© Francois Lenoir / Reuters
The European Union's chief Brexit negotiator Michael Barnier (R) welcomes Britain's Secretary of State for Exiting the European Union David Davis.
Formal Brexit negotiations began on Monday morning, but Prime Minister Theresa May still finds herself scrambling to shore up support in the House of Commons.

The PM would love to have commanded a strong Tory majority to pursue her hard-Brexit ambitions. Instead, after a disastrous General Election showing, she finds herself chasing a damaging deal with controversial allies, the Democratic Unionist Party (DUP). The elusive deal may not be in place in time for Wednesday's state opening of Parliament.

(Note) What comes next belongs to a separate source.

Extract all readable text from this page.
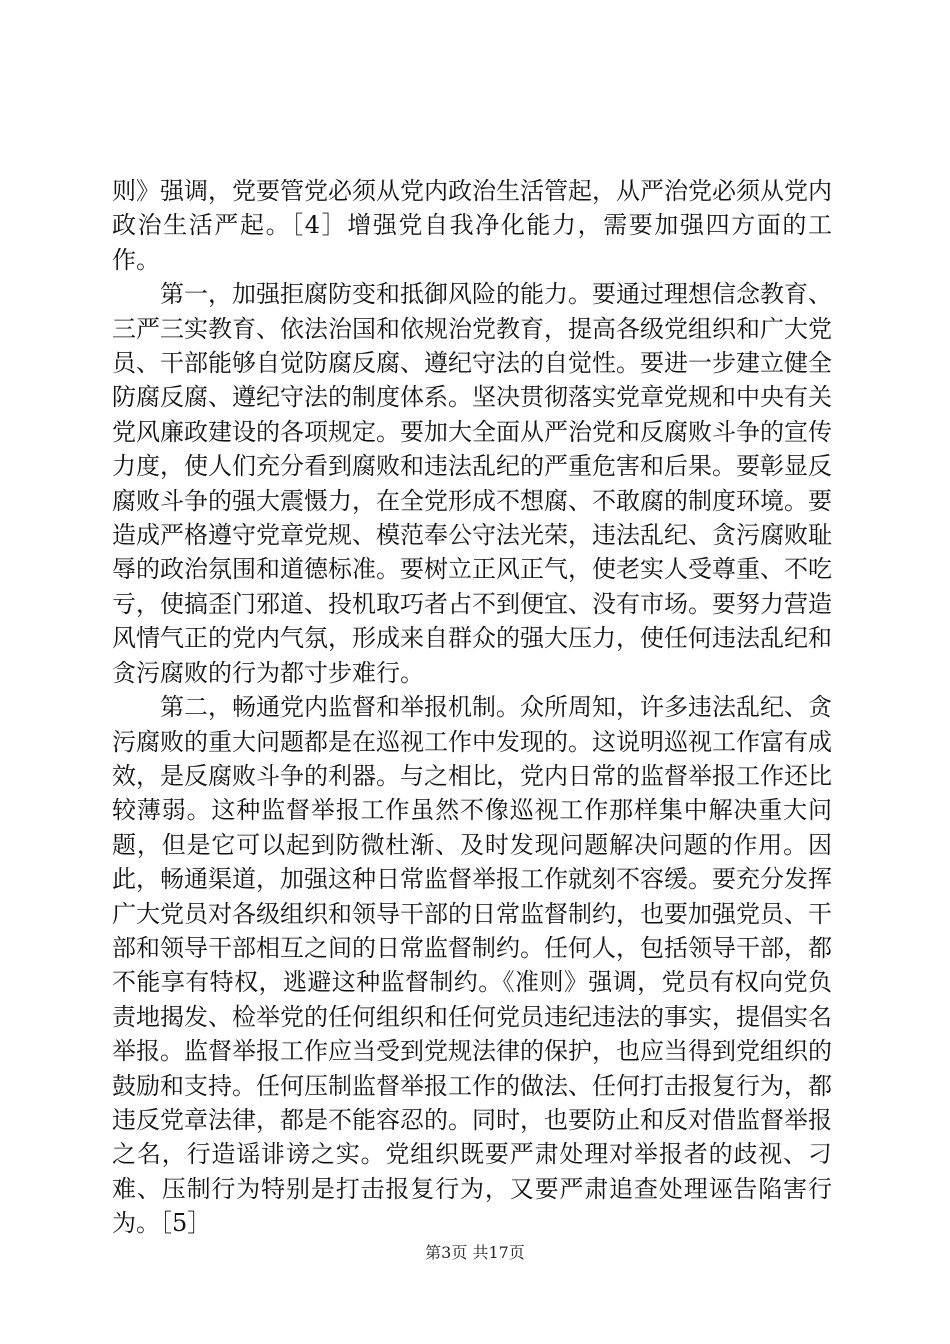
则》强调，党要管党必须从党内政治生活管起，从严治党必须从党内政治生活严起。［4］增强党自我净化能力，需要加强四方面的工作。

第一，加强拒腐防变和抵御风险的能力。要通过理想信念教育、三严三实教育、依法治国和依规治党教育，提高各级党组织和广大党员、干部能够自觉防腐反腐、遵纪守法的自觉性。要进一步建立健全防腐反腐、遵纪守法的制度体系。坚决贯彻落实党章党规和中央有关党风廉政建设的各项规定。要加大全面从严治党和反腐败斗争的宣传力度，使人们充分看到腐败和违法乱纪的严重危害和后果。要彰显反腐败斗争的强大震慑力，在全党形成不想腐、不敢腐的制度环境。要造成严格遵守党章党规、模范奉公守法光荣，违法乱纪、贪污腐败耻辱的政治氛围和道德标准。要树立正风正气，使老实人受尊重、不吃亏，使搞歪门邪道、投机取巧者占不到便宜、没有市场。要努力营造风情气正的党内气氛，形成来自群众的强大压力，使任何违法乱纪和贪污腐败的行为都寸步难行。

第二，畅通党内监督和举报机制。众所周知，许多违法乱纪、贪污腐败的重大问题都是在巡视工作中发现的。这说明巡视工作富有成效，是反腐败斗争的利器。与之相比，党内日常的监督举报工作还比较薄弱。这种监督举报工作虽然不像巡视工作那样集中解决重大问题，但是它可以起到防微杜渐、及时发现问题解决问题的作用。因此，畅通渠道，加强这种日常监督举报工作就刻不容缓。要充分发挥广大党员对各级组织和领导干部的日常监督制约，也要加强党员、干部和领导干部相互之间的日常监督制约。任何人，包括领导干部，都不能享有特权，逃避这种监督制约。《准则》强调，党员有权向党负责地揭发、检举党的任何组织和任何党员违纪违法的事实，提倡实名举报。监督举报工作应当受到党规法律的保护，也应当得到党组织的鼓励和支持。任何压制监督举报工作的做法、任何打击报复行为，都违反党章法律，都是不能容忍的。同时，也要防止和反对借监督举报之名，行造谣诽谤之实。党组织既要严肃处理对举报者的歧视、刁难、压制行为特别是打击报复行为，又要严肃追查处理诬告陷害行为。［5］

第3页 共17页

Meeting in Brussels on Monday morning, Brexit Secretary David Davis and his European Union counterpart, Michel Barnier, agreed to meet every four weeks over the next 16 to 18 months to discuss the future settlement between Brussels and Westminster. Negotiations will include topics such as the rights of EU citizens in Britain, British citizens living in the EU, Britain's relationship with the customs union and the single market. The UK's full withdrawal from the bloc should be formalized in 2019.


The Conservatives' 'hard Brexit' policy, which would involve leaving the single market and slamming the door on free movement, has been softened in days, as a result of losing their parliamentary majority in the June 8 election.


The state opening of Parliament, also known as 'Queen's Speech,' was delayed to allow May to secure a 'confidence and supply' arrangement with the DUP. Ten days after the election result, a deal has still not been reached.

Twists & U-turns

The start of Brexit talks comes after Chancellor Philip Hammond admitted May's original stanceof "no deal is better than a bad deal" was actually a very bad idea. Hammond warned that leaving without a deal could actually "destroy" Britain.
"No deal would be a very, very bad outcome for Britain, but there is a possible worse outcome and that is a deal that is deliberately structured to suck the lifeblood out of our economy over a period of time," he said.
British critics

British papers were also full of cartoons depicting the "disarray" facing the Conservative Party and their Brexit strategy. Cartoonists depicted Davis lost in notes against a dutifully-prepared Barnier, walking off a cliff blindfolded, and conjuring the spirit of Theresa May as EU leaders play on a ouija board.


Former Labour spin doctor Alastair Campbell also used the opportunity to mock May's new government's lack of efficiency, even within UK politics.
"If it takes the government this long to reach an agreement with 10 like-minded DUP MPs, I am not holding out much hope on Brexit in 2 years," Campbell tweeted.
Too hot to talk

Monday's meeting in Brussels might also be cut short after a staff memo advised those in the EU headquarters to avoid drinking alcohol and leave at 4pm due to hot weather. Much like in England, Belgium is going through a heatwave, with temperatures reaching 32C on Monday afternoon. Eurocrats were officially told not to wear suits and ties "where possible", "switch off the lights" and not to booze.

Pound rises (a little)

However, in spite of the lack of confidence in Davis and his team, the Sterling was modestly stronger on Monday, boosted by the talks ahead.

The pound rose by 0.015 percent, moving from $1.2778 to $1.2801 in the exchange markets. Traders urged caution as the spike might not be long lasting.
"Although the prospect of a soft Brexit has the ability to support sterling, I feel the currency remains vulnerable to further downside amid the confusion and ongoing uncertainty that Brexit presents," FXTM research analyst Lukman Otunuga said.